Each month in 2018, the moderators of r/dataisbeautiful will provide a dataset for the community to visualize. It is entirely up to contestants how to represent the data and one winner is chosen at the end of each month. I've decided that this friendly competition is a great opportunity to learn new things about data visualization and my goal will be to learn about and incorporate at least one new technique each month.
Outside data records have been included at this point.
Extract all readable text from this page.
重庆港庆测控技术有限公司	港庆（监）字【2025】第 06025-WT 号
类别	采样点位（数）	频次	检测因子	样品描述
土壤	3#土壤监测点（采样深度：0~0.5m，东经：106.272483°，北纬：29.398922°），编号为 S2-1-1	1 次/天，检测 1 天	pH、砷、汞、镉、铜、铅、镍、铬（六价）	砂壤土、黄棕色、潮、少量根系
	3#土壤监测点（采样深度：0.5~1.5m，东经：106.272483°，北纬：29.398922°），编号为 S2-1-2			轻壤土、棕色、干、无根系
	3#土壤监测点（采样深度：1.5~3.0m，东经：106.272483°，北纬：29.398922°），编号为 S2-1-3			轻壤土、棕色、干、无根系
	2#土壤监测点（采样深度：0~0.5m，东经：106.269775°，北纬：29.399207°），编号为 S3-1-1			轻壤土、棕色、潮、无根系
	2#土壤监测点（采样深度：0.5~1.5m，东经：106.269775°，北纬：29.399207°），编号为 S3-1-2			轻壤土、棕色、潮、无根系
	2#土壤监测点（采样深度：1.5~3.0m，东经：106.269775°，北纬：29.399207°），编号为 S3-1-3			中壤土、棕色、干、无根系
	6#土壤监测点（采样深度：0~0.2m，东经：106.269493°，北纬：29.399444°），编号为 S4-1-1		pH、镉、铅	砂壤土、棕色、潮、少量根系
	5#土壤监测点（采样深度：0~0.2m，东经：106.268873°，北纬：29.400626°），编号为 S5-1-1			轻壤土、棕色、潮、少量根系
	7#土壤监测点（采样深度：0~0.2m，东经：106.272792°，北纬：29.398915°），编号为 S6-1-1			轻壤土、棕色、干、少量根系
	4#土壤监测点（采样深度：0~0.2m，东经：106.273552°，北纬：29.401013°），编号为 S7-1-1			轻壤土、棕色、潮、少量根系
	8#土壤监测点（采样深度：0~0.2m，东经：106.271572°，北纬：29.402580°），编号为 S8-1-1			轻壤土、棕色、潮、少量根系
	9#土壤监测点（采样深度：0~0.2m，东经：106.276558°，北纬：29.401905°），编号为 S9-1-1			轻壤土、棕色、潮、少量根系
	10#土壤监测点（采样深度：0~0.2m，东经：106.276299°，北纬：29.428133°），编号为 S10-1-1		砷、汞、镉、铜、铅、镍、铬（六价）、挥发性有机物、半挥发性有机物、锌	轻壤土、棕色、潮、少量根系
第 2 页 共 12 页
January's competiton was visualizing the growth rate of multiple algae specied under various light and temperature conditions. More specifically, the dataset contained 18 species of algae, 4 temperatures, and 2 lighting conditions. Growth rates were then supplied for each permutation of these variables. After some initial exploration of the dataset I decided that it would be interesting to highlight which species favored high lighting conditions over low lighting conditions and vice versa. To achieve this, I decided to build line plots for each algae species, highlighting the growth variance between lighting types with the tested temperature spectrum along the x axis. As an added challenge, I wanted to find a way to highlight the area between the lines to emphasize the growth preferences of each species. In order to achieve this with ggplot I did the following:
df3 <- df3 %>% group_by(Species) %>% mutate(diff25 = l2500 - lag(l2500), diff50 = l5000 - lag(l5000), diffTemp = Temp - lag(Temp), slope25 = diff25/diffTemp, slope50 = diff50/diffTemp, intcpt25 = l2500 - slope25 * Temp, intcpt50 = l5000 - slope50 * Temp, x2 = (intcpt25 - intcpt50)/(slope50 - slope25), y3 = slope25 * x2 + intcpt25, x2 = ifelse(x2 > Temp | x2 < lag(Temp), NA, x2), y3 = ifelse(x2 > Temp | x2 < lag(Temp), NA, y3), y4 = y3, seg_type = ifelse(l2500 > l5000, 'low','high')) break_points <- df3 %>% filter(!(is.na(x2))) %>% select(Species, x = x2, ymin = y3, ymax = y4) high_ribbon <- df3 %>% filter(seg_type == 'high') %>% select(Species, x = Temp, ymin = l2500, ymax = l5000) high_ribbon <- bind_rows(high_ribbon,break_points) low_ribbon <- df3 %>% filter(seg_type == 'low') %>% select(Species, x = Temp, ymin = l5000, ymax = l2500) low_ribbon <- bind_rows(low_ribbon,break_points) plot <- df3 %>% ggplot()+ geom_hline(yintercept = 0, linetype='dashed', color = 'gray70', size = .3, alpha = .7) + geom_line(aes(x = Temp, y = l2500), color = 'dodgerblue2', size = 1)+ geom_line(aes(x = Temp, y = l5000), color = 'orange2', size = 1) + geom_ribbon(data = high_ribbon, aes(x = x, ymin = ymin, ymax = ymax), fill = 'orange2', alpha = .4) + geom_ribbon(data = low_ribbon, aes(x = x, ymin = ymin, ymax = ymax), fill = 'dodgerblue2', alpha = .4) + facet_wrap(~Species,ncol=6)
Frebruary's dataset contains the legal status of same sex marriage in each US state over a 21 year period from 1995 to 2015. This timeframe presents a rapidly changing legal landscape from a near universal ban of same-sex marriage, all the way to complete legality. I saw this as a perfect opportunity to create an animated chloropleth to display this change intuitively over time. Although I've made chloropleths with tools like R and Tableau in the past, I wanted use D3.js this time around to take advantage of the library's great transitions and the aesthetically pleasing nature of svg paths. It turns out that making chlorpleths in D3 is pretty easy since it has great built in features for handling geojson and topojson. After locating a US map geojson file, I simply had to bind each year of data to the existing json and set up synced transitions for the dynamic aspects of the visualization. I added some percentages and appropriately scaling circles to help convey the aggregate legal status along the way. The code for this viz can be viewed on github and the full screen version can be viewed here.